Die Grünen – Favorit der kommenden Bundestagswahl
Das ZDF-Politbarometer beschäftigt sich monatlich neben der Sonntagsfrage mit den langfristigen Trends zu politischen Themen in der Bundesrepublik. Seit den letzten Bundestagswahlen 2017 ist ein deutlicher Abwärtstrend im Stimmenanteil bei den Regierungsparteien CDU/CSU und SPD zu erkennen. Im Gegensatz dazu gewinnen die Grünen einen immer höheren prozentualen Anteil an Stimmen. Auch in Prognosen zur Bundestagswahl im Jahr 2021 sind die Grünen klarer Favorit.
Vergleicht man jedoch die Zahlen der Analyse des Politbarometers mit den eingeladenen Gästen in Talkshows und den jeweiligen Auf- bzw. Abwärtstrends der Grünen oder der Regierung, ist keinerlei Zusammenhang zwischen angeblich erhöhter Medienpräsenz und dem darauffolgenden Stimmenzuwachs oder -Verlust zu erkennen.
Der Journalismus – Mainstream-Medium und Lügenpresse?
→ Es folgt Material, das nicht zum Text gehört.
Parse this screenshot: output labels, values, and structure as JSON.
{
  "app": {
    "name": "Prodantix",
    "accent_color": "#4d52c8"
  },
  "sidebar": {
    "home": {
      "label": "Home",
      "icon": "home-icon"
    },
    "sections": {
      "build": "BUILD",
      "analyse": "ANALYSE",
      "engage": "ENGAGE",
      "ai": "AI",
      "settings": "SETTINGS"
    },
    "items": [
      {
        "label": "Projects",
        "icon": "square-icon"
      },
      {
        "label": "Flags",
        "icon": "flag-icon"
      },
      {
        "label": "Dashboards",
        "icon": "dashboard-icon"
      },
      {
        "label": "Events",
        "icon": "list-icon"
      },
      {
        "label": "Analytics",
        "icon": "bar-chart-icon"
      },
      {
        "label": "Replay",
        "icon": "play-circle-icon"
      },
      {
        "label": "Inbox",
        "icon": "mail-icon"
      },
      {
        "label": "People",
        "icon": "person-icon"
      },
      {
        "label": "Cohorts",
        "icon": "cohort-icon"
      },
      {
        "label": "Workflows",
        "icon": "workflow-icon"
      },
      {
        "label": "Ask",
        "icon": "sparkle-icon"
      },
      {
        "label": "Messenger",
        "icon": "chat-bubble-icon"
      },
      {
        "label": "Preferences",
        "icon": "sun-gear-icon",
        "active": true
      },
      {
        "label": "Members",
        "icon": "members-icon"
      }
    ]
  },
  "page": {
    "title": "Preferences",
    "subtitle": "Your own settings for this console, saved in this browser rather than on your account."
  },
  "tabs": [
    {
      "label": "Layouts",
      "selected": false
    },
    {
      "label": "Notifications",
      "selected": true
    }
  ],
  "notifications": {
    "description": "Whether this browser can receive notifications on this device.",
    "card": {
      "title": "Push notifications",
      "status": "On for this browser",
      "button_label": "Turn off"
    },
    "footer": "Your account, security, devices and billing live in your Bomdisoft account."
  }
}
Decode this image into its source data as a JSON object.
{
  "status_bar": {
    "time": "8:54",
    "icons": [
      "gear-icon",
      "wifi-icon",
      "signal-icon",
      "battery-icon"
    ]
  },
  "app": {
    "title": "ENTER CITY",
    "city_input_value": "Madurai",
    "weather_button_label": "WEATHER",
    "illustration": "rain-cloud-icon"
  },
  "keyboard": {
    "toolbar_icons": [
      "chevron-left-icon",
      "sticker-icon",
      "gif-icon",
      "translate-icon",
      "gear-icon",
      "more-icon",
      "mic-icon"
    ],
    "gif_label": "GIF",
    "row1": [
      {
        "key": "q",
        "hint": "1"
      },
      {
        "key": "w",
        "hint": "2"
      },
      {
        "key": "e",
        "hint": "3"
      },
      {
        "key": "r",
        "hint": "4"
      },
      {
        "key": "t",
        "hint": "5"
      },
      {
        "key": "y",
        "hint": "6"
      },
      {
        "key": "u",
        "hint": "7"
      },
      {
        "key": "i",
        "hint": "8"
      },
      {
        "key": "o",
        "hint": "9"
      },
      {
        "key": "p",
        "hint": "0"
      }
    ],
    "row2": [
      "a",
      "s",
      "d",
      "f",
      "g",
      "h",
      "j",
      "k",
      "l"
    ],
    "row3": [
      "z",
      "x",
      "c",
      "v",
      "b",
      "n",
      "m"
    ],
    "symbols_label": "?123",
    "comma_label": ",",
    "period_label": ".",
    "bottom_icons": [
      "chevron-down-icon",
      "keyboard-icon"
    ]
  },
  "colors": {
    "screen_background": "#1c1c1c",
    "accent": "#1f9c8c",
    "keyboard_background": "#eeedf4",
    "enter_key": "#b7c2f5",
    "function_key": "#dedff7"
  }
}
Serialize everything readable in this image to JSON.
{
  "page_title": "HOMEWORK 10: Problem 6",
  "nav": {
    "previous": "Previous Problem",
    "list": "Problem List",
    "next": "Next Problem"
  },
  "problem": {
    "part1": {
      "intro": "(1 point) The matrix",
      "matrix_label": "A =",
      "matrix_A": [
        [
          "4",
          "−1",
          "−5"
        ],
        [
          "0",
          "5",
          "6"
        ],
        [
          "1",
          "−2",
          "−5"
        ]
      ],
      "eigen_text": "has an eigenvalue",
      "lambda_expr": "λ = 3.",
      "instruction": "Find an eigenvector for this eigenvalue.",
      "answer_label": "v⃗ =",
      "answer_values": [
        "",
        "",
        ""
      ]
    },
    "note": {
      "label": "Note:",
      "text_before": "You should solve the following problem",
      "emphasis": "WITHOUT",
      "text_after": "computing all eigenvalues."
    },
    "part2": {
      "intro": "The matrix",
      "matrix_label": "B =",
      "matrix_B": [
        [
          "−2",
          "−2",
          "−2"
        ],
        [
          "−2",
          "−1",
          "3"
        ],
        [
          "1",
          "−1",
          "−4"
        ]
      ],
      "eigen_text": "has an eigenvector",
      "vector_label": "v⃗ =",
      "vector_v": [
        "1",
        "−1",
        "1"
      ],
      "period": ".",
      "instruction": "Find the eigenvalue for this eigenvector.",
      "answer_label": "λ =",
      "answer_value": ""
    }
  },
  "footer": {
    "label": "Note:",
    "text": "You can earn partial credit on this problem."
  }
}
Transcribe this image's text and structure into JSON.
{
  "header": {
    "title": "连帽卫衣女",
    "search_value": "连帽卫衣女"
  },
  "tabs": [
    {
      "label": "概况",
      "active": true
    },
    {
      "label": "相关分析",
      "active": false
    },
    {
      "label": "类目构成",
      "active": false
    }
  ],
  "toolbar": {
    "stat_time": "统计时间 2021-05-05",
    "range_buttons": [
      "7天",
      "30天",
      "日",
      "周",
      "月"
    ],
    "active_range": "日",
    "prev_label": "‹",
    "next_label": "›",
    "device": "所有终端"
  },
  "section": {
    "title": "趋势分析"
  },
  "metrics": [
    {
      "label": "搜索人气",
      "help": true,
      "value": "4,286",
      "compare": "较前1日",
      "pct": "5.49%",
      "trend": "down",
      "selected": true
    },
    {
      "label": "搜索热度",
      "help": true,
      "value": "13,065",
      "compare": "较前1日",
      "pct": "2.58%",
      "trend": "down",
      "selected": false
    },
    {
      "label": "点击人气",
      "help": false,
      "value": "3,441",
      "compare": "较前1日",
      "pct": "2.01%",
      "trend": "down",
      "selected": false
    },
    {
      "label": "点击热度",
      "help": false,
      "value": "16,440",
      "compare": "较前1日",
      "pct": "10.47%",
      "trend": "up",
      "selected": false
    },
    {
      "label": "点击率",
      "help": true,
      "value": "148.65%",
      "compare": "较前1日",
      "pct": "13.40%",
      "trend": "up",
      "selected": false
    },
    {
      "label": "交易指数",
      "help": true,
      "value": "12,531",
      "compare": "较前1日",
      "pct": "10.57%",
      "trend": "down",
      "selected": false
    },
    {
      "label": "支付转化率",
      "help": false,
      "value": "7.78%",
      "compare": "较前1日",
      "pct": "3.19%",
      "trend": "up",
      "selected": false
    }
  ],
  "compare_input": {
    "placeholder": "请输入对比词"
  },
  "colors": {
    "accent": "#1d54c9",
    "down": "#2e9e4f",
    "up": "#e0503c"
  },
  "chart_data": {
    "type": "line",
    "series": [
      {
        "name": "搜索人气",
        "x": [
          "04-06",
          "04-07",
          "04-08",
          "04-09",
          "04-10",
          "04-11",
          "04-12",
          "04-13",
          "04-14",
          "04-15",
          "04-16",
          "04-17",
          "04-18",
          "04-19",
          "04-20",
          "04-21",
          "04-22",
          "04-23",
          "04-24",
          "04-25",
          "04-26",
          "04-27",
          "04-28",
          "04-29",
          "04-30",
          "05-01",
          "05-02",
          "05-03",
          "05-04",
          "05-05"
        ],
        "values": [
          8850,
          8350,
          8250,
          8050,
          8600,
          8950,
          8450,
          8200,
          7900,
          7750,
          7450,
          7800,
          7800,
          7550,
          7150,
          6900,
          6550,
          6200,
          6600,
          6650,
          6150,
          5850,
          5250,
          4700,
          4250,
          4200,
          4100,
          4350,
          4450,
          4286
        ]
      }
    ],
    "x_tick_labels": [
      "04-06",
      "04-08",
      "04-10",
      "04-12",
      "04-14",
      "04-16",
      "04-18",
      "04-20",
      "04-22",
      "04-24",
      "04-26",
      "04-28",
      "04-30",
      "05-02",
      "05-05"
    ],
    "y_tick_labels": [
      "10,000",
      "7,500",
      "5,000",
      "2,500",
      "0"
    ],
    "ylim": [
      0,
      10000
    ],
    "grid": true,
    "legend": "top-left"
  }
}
Die Wichtigkeit ausgewogener, vielfältiger Berichterstattung im Journalismus steht außer Frage. Dennoch gilt es, das umsetzbare Maß an Neutralität und Unvoreingenommenheit in diesem Beruf zu hinterfragen und in Relation zu setzen. Aufrichtigkeit ist für die Kontrolle politischer Macht hierbei unabdingbar. Dass dies jedoch immer in einem bestimmten Bedeutungsrahmen geschieht – und sei es einzig durch die Wahl des zu diskutierenden Themas innerhalb einer Talkshow – darf nicht außer Acht gelassen werden. Die These, die deutsche Wählerschaft tendiere aufgrund der Diskussionen und Gäste politischer Talkshows immer mehr zu einer „grünen“ oder „blauen“ Richtung, kann anhand datenjournalistischer Recherche nicht belegt werden.